Genl Gorilla - Planet Of The Apes
July 1st, 2012
It’s vermin, dammit! Slam the fucking lid and break it’s goddam neck.
That guy won’t be laughing when he’s in the Infectious Disease Ward’s ICU, coughing his lungs’ alveolae out with Hanta Virus.
Johnna
July 1st, 2012
Awww… c’mon… he’s 1 of God’s creatures & in a rough spot… I couldn’t see past 1:19… does this have a happy ending?
turtleherder
July 1st, 2012
Where do I go to get my 2 minutes and 40 seconds back ?
Johnny Freedom
July 1st, 2012
I don’t like to be mean to animals, but yeah, that is a pest. It would have been a good time to test out that ultra-sharp edge on my Case Trapper and give him an Afghani haircut.
Ninsuna
July 1st, 2012
Bless you, Johnna … true, despite humans considering him nothing more than “pest,” he’s one of God’s creatures, and I’m pretty convinced God doesn’t miss a single act of compassion.

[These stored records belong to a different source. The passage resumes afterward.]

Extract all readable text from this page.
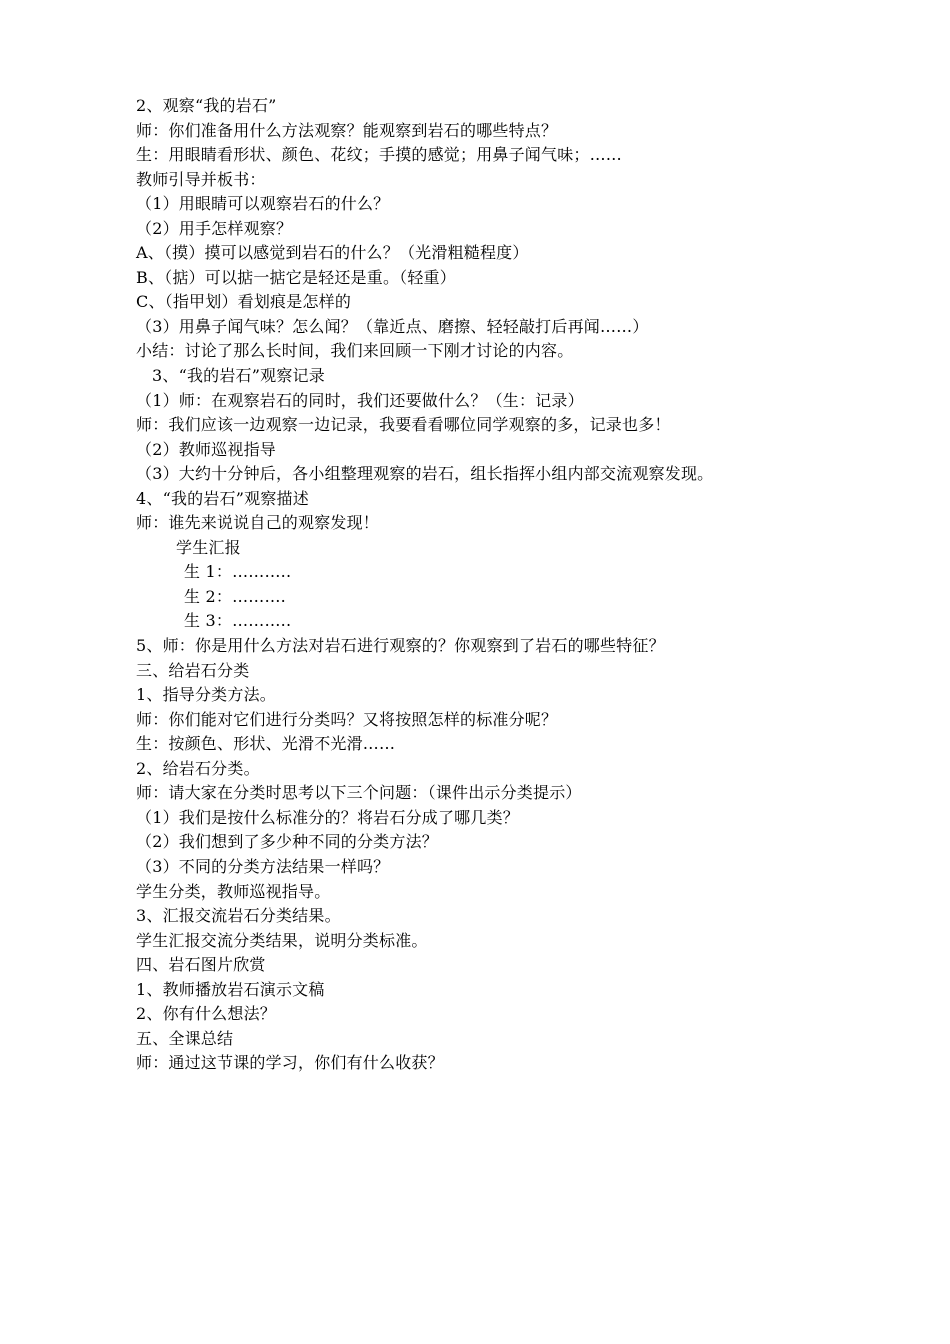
2、观察“我的岩石”
师：你们准备用什么方法观察？能观察到岩石的哪些特点？
生：用眼睛看形状、颜色、花纹；手摸的感觉；用鼻子闻气味；……
教师引导并板书：
（1）用眼睛可以观察岩石的什么？
（2）用手怎样观察？
A、（摸）摸可以感觉到岩石的什么？（光滑粗糙程度）
B、（掂）可以掂一掂它是轻还是重。（轻重）
C、（指甲划）看划痕是怎样的
（3）用鼻子闻气味？怎么闻？（靠近点、磨擦、轻轻敲打后再闻……）
小结：讨论了那么长时间，我们来回顾一下刚才讨论的内容。
3、“我的岩石”观察记录
（1）师：在观察岩石的同时，我们还要做什么？（生：记录）
师：我们应该一边观察一边记录，我要看看哪位同学观察的多，记录也多！
（2）教师巡视指导
（3）大约十分钟后，各小组整理观察的岩石，组长指挥小组内部交流观察发现。
4、“我的岩石”观察描述
师：谁先来说说自己的观察发现！
学生汇报
生 1：………..
生 2：……….
生 3：………..
5、师：你是用什么方法对岩石进行观察的？你观察到了岩石的哪些特征？
三、给岩石分类
1、指导分类方法。
师：你们能对它们进行分类吗？又将按照怎样的标准分呢？
生：按颜色、形状、光滑不光滑……
2、给岩石分类。
师：请大家在分类时思考以下三个问题：（课件出示分类提示）
（1）我们是按什么标准分的？将岩石分成了哪几类？
（2）我们想到了多少种不同的分类方法？
（3）不同的分类方法结果一样吗？
学生分类，教师巡视指导。
3、汇报交流岩石分类结果。
学生汇报交流分类结果，说明分类标准。
四、岩石图片欣赏
1、教师播放岩石演示文稿
2、你有什么想法？
五、全课总结
师：通过这节课的学习，你们有什么收获？
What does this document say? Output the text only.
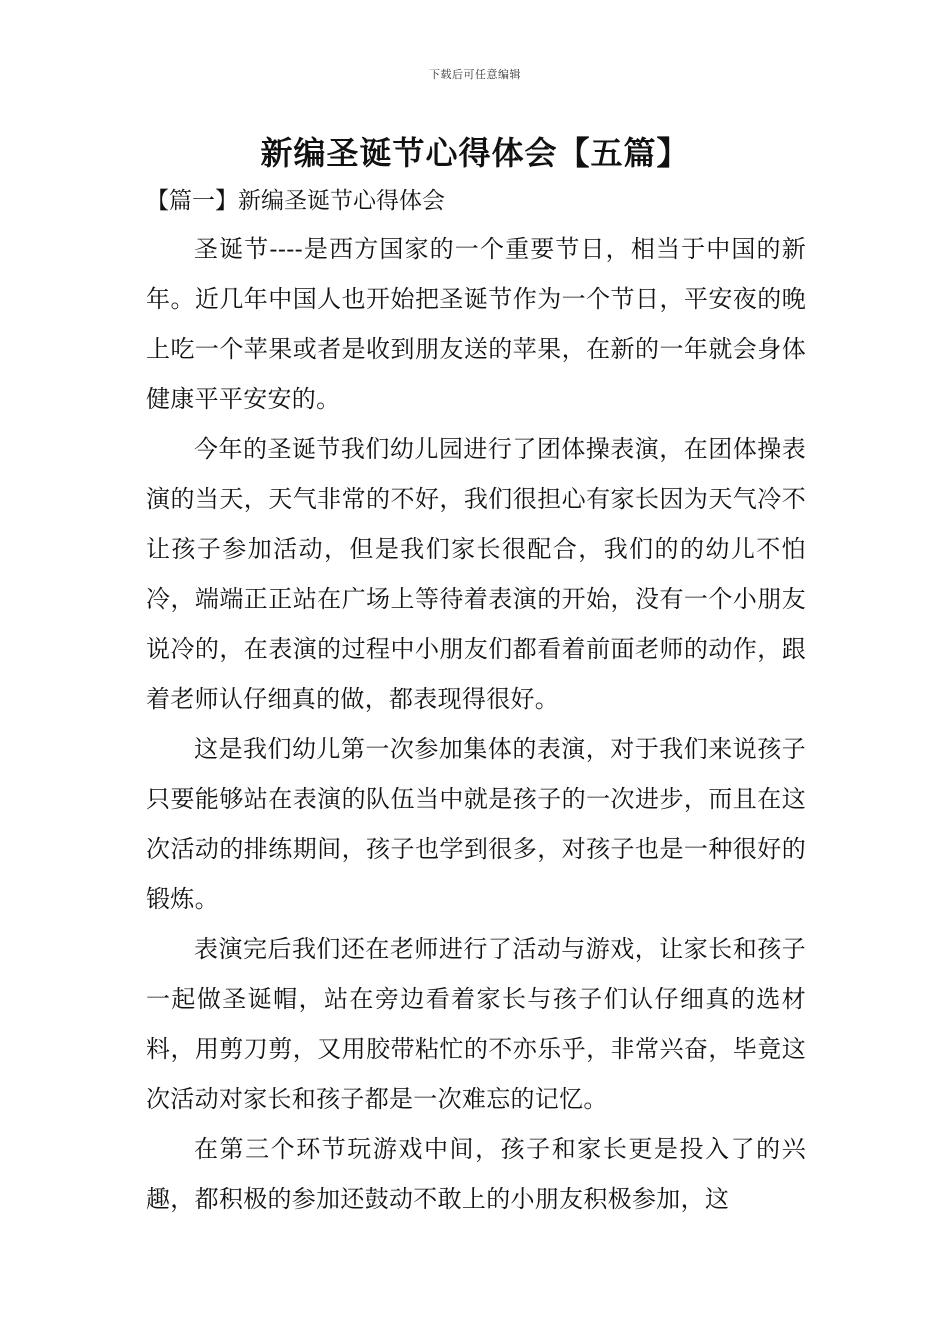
下载后可任意编辑
新编圣诞节心得体会【五篇】
【篇一】新编圣诞节心得体会

圣诞节----是西方国家的一个重要节日，相当于中国的新年。近几年中国人也开始把圣诞节作为一个节日，平安夜的晚上吃一个苹果或者是收到朋友送的苹果，在新的一年就会身体健康平平安安的。

今年的圣诞节我们幼儿园进行了团体操表演，在团体操表演的当天，天气非常的不好，我们很担心有家长因为天气冷不让孩子参加活动，但是我们家长很配合，我们的的幼儿不怕冷，端端正正站在广场上等待着表演的开始，没有一个小朋友说冷的，在表演的过程中小朋友们都看着前面老师的动作，跟着老师认仔细真的做，都表现得很好。

这是我们幼儿第一次参加集体的表演，对于我们来说孩子只要能够站在表演的队伍当中就是孩子的一次进步，而且在这次活动的排练期间，孩子也学到很多，对孩子也是一种很好的锻炼。

表演完后我们还在老师进行了活动与游戏，让家长和孩子一起做圣诞帽，站在旁边看着家长与孩子们认仔细真的选材料，用剪刀剪，又用胶带粘忙的不亦乐乎，非常兴奋，毕竟这次活动对家长和孩子都是一次难忘的记忆。

在第三个环节玩游戏中间，孩子和家长更是投入了的兴趣，都积极的参加还鼓动不敢上的小朋友积极参加，这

I love those people for freeing that poor little thing.
MN Patriot
July 1st, 2012
@Ninsuna
Ok, I would have at least started at 20 yards.
LaBonBon
July 1st, 2012
Thanks Ninsuna and Johnna for having a heart. Mary from Marin should be along soon to join us.
joe
July 1st, 2012
I’m with Johnny Freedom and Moe Tom. Those things are what we call in the vernacular, “vermin.” Wait till he gets free, works his way into your house, and makes holes in all your food, not to mention makes a nest in your sofa from underneath. Moe Toe, I keep sticky pads out to catch them. These work good on spiders too. Put out a few sticky pads and you’ll really find out who you are living with.
Dr. Tar
July 1st, 2012
As much as I hate mieces to pieces I would avoid dispatching the little pest in front of the children.
Otherwise, I think a wiffle ball bat might be just the rigth instrument to “free” the beast in this instants.
IronyCurtain
July 1st, 2012
Had a similar incident in my basement just two weeks ago that didn’t end well.

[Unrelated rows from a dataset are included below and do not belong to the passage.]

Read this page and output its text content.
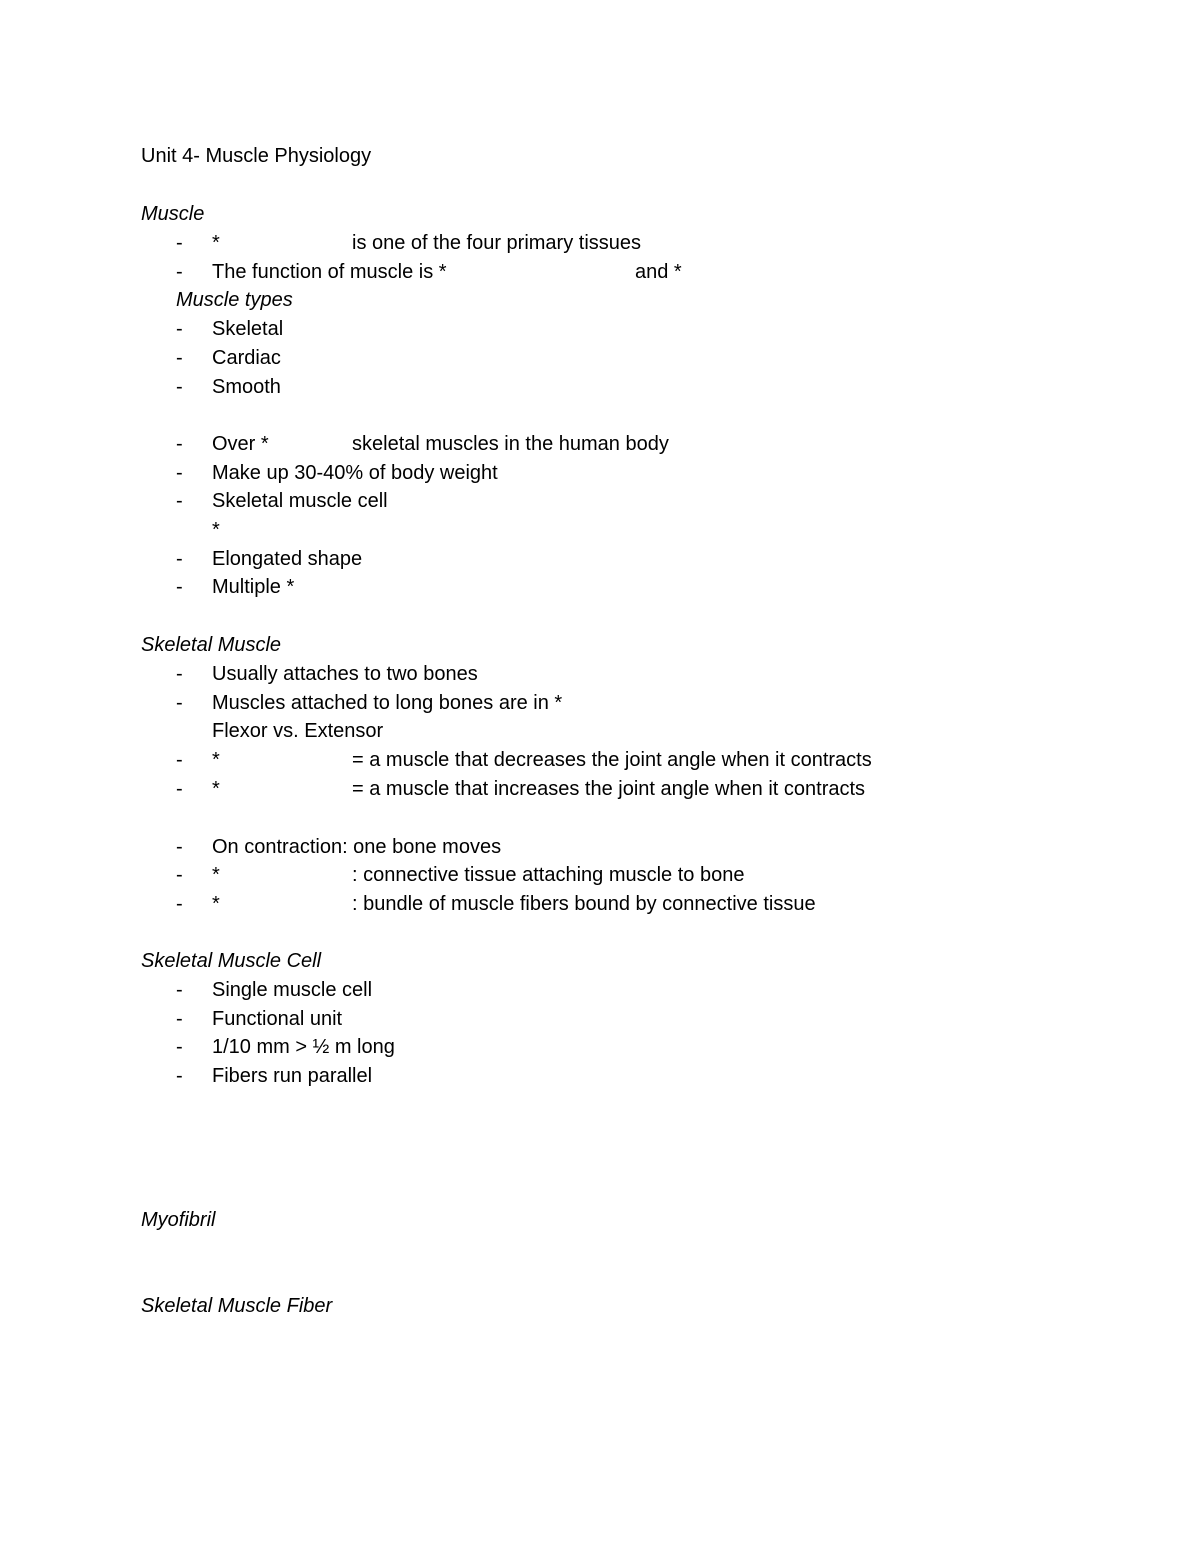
Unit 4- Muscle Physiology
Muscle
- *	is one of the four primary tissues
- The function of muscle is *	and *
Muscle types
- Skeletal
- Cardiac
- Smooth
- Over *	skeletal muscles in the human body
- Make up 30-40% of body weight
- Skeletal muscle cell
*
- Elongated shape
- Multiple *
Skeletal Muscle
- Usually attaches to two bones
- Muscles attached to long bones are in *
Flexor vs. Extensor
- *	= a muscle that decreases the joint angle when it contracts
- *	= a muscle that increases the joint angle when it contracts
- On contraction: one bone moves
- *	: connective tissue attaching muscle to bone
- *	: bundle of muscle fibers bound by connective tissue
Skeletal Muscle Cell
- Single muscle cell
- Functional unit
- 1/10 mm > ½ m long
- Fibers run parallel
Myofibril
Skeletal Muscle Fiber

I started to smell that unmistakeable stench of dead mouse but couldn’t find it any place and feared it was in the wall.
Then, finally, with a flashlight I spotted the ass of the mouse stuck in a hole in a ceiling joist. Of course, when he realized he was stuck he also attempted to expel a large turd, but he died halfway through.
I had a hell of a time extracting him in one piece and when I did the smell nearly knocked me off my feet. Couldn’t even keep him in a garbage can in my garage.

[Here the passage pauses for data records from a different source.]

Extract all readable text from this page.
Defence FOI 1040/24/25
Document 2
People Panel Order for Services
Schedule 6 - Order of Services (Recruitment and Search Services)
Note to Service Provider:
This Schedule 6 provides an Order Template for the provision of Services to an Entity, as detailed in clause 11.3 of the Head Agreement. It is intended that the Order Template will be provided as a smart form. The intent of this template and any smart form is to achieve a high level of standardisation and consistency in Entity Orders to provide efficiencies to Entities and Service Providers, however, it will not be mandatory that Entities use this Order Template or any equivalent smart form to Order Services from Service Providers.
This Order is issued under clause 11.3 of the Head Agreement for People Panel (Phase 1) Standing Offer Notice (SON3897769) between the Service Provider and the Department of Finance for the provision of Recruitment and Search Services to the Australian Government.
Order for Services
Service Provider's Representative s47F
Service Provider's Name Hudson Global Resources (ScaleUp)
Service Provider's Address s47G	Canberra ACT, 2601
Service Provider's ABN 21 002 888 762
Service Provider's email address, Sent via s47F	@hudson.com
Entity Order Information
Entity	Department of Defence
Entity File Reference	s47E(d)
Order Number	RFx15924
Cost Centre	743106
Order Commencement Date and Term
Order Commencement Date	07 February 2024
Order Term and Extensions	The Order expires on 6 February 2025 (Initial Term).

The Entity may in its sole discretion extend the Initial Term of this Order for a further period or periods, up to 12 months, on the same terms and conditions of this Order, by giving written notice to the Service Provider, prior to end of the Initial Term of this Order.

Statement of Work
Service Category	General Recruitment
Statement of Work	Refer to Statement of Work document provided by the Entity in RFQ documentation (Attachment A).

Solution: he joined the Varmint Space Program.
(launched him far into the woods via shovel)
Moe Tom
July 1st, 2012
Yep. Caught another this morning. Will reset. This is like a safari.
MN Patriot
July 1st, 2012
As for the chilrens, there would be a tutorial on muzzle awareness and trigger safety. Then an explanation of why mice are bad. Then the 6 year old would take the first shot.
tRISH sCHIESSER
July 1st, 2012
All of God’s creatures, great and small – deserve to live – he’s just a harmless field mouse.
Congratulations for setting him free.